Il romano
dagli occhi di ghiaccio. Ce li ricordiamo tutti, quegli occhi in primo
piano, negli istanti che precedevano il momento più critico di quella che
sembrava l’ennesima problematica, drammatica spedizione azzurra ai mondiali.
Italia – Australia, Kaiserslautern, 26
giugno 2006, Ottavi di Finale del Mondiale di Germania. Gli
azzurri in dieci per metà partita, dopo l’espulsione di Materazzi.
Gli aussies che d’improvviso sembrano diventati uno squadrone. Mettono
alle corde i ragazzi di Marcello Lippi al punto di rendere
inimmaginabile un miracolo come quello di dodici anni prima contro la Norvegia.
Unica speranza di evitare l’ennesimo ignominioso ritorno a casa, di prolungare
l’avventura che prometteva così bene, la lotteria dei calci di rigore.

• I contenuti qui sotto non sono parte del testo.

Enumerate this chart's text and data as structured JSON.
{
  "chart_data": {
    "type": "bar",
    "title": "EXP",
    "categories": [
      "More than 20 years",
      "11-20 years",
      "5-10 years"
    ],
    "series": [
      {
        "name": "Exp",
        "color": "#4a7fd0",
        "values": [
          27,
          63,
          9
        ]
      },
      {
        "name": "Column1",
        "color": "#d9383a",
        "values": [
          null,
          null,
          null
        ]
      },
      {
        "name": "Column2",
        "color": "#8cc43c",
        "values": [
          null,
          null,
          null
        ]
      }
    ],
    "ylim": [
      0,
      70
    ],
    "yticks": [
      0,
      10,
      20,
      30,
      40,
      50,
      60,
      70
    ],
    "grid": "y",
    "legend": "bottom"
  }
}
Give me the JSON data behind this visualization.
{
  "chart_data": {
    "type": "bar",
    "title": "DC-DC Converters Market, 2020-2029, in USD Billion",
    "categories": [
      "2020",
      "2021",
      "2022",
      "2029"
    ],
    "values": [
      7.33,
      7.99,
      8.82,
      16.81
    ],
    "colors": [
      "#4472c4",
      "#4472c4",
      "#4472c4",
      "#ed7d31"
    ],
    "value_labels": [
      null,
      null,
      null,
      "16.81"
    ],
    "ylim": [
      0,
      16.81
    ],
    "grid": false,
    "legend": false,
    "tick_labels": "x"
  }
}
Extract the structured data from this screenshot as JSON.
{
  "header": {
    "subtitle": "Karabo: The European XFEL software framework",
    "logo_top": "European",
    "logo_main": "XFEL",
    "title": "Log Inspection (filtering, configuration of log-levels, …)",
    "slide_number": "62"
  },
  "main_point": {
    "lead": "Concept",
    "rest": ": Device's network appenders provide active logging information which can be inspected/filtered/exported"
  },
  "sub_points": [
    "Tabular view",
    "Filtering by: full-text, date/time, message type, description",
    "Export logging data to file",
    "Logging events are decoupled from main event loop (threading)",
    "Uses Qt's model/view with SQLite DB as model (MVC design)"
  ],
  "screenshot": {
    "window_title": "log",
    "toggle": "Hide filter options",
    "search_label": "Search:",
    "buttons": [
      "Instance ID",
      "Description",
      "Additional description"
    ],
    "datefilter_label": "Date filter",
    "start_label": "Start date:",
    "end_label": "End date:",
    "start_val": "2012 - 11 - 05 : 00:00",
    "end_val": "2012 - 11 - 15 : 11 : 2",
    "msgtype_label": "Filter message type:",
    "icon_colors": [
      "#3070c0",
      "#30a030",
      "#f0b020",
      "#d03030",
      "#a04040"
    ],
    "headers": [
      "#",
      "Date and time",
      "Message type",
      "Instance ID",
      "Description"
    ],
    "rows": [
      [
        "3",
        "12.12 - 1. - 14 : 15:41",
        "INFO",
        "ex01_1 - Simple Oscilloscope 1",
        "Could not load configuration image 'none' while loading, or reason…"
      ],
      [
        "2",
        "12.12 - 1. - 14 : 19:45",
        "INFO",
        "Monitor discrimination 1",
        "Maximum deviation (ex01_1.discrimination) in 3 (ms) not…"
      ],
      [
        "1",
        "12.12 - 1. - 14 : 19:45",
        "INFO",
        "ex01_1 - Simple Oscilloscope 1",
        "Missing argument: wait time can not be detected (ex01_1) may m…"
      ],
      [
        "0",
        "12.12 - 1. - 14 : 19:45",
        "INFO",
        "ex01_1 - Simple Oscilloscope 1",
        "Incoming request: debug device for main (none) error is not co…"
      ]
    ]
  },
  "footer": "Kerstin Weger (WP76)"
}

Il rigore arriva, ma non è il primo della
serie di cinque, dopo i supplementari. Al 1° minuto di recupero Fabio
Grosso va via a Bresciano ed entra in area. Neill platealmente lo
stende. L’arcigno arbitro Medina Cantalejo non può avere
dubbi, e non li ha. Il problema è: adesso chi ci va sul dischetto a tirare uno
dei rigori più pesanti della storia del calcio italiano?
Ci va lui. Ci era già andato a Rotterdam,
terzo di una serie di azzurri che avevano resistito – anche lì in dieci – agli
arrembaggi degli orange olandesi e, grazie alle parate di Toldo,
si preparavano ad eliminarli clamorosamente dalla loro finale. Se ne
uscì con un cucchiaio che irrise un mostro sacro come il portiere van
der Saar, e sancì il passaggio del turno dell’Italia. I tifosi non si
misero le mani nei capelli, né sul cuore che aveva mancato di battere un colpo.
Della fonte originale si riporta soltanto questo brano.